В зеркале Эстер увидела восхищенное лицо Мэри.
На мгновение шепот Константины наполнил уши Эстер, словно шум моря в раковине: «Моя мать напевала эту песню, убаюкивая меня во время штормового перехода в Англию: „Я знаю душу отца твоего – он великий человек. А ты родилась, Константина, от большой любви…“»
– Мать говорила, что чувствовала доброту своего настоящего отца, хотя нельзя сказать, что он слишком заботился о ней.

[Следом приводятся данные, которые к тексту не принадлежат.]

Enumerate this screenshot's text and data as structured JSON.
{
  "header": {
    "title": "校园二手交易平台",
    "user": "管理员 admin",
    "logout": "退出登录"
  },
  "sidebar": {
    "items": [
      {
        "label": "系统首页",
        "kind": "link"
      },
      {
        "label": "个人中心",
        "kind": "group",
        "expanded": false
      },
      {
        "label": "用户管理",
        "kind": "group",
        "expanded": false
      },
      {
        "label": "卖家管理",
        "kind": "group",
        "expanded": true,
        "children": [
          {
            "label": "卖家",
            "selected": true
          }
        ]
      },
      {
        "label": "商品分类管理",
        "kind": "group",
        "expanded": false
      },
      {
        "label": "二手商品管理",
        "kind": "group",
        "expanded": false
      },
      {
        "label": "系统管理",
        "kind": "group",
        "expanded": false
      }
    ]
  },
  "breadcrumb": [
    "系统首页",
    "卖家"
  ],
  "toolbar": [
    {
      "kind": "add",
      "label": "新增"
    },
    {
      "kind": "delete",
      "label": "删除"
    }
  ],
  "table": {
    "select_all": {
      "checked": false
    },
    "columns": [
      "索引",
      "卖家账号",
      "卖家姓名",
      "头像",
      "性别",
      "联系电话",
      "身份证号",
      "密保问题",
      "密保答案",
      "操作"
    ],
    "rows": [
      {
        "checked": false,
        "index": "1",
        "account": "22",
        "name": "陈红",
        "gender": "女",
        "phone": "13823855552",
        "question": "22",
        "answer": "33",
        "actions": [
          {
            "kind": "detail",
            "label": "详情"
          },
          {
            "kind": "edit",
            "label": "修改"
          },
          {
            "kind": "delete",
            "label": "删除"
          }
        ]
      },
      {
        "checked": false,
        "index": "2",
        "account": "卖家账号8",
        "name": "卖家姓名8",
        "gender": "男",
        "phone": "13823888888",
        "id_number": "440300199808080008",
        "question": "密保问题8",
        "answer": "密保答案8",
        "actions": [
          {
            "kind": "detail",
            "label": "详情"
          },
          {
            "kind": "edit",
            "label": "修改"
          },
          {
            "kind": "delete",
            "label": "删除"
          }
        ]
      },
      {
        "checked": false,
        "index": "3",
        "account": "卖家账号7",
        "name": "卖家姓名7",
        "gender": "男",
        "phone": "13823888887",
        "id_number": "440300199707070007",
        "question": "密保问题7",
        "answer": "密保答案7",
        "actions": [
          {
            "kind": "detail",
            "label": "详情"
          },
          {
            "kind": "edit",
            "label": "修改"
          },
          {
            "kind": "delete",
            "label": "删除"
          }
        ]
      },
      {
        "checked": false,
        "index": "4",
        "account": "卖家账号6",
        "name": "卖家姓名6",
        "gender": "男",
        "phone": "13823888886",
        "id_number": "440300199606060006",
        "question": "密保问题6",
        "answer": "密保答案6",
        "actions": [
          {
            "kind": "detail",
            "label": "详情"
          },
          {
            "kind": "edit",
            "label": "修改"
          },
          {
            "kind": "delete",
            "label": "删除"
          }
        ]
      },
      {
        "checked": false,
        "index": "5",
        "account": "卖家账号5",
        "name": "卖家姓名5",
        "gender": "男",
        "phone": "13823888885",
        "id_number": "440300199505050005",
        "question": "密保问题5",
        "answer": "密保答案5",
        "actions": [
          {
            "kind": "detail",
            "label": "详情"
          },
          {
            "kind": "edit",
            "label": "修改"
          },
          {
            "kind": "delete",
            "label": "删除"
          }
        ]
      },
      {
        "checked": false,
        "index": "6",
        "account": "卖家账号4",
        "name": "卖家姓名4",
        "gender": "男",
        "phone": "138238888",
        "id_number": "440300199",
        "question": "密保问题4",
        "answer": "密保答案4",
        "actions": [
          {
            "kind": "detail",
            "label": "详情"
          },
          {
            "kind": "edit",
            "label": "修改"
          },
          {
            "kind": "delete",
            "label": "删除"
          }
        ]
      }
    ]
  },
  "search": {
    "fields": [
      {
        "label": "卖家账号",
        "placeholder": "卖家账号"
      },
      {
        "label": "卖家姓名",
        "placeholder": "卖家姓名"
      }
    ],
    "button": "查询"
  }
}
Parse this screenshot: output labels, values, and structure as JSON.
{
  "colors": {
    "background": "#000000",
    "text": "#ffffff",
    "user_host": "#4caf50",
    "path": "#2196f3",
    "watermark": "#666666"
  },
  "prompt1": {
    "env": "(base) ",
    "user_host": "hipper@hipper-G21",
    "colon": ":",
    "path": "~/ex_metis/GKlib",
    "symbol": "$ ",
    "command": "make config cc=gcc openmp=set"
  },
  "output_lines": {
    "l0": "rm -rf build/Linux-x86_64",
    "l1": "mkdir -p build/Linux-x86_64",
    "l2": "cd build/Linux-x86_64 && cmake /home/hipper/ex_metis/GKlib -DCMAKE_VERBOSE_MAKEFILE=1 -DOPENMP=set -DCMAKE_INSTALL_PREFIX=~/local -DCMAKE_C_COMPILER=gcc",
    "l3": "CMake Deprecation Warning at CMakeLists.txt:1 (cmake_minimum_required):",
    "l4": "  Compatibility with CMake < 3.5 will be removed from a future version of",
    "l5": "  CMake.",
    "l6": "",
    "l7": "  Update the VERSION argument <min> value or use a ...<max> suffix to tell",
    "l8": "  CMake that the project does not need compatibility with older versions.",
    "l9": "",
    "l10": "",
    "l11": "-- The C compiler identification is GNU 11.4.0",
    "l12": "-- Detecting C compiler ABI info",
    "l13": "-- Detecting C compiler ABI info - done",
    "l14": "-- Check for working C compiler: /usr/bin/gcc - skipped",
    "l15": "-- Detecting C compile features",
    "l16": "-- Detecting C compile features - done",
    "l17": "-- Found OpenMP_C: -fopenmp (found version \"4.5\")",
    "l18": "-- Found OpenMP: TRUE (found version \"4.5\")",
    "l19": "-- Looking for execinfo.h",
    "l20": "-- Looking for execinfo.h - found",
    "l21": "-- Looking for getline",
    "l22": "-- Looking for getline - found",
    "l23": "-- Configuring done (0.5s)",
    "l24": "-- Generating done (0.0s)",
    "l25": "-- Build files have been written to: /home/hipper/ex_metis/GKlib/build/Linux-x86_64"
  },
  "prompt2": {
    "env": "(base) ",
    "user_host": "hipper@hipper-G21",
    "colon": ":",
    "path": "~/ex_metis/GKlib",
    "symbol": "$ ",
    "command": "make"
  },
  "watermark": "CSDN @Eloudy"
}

Говорила, что находиться среди этих двух людей было все равно что стоять посреди течения реки, когда вода мягко сбивает тебя с ног, если ты не держишься за что-нибудь.
Мэри одобрительно кивала – это была та самая любовная история, которую она и надеялась услышать.
Эстер замолчала, но Мэри потребовалось несколько мгновений, чтобы осознать это.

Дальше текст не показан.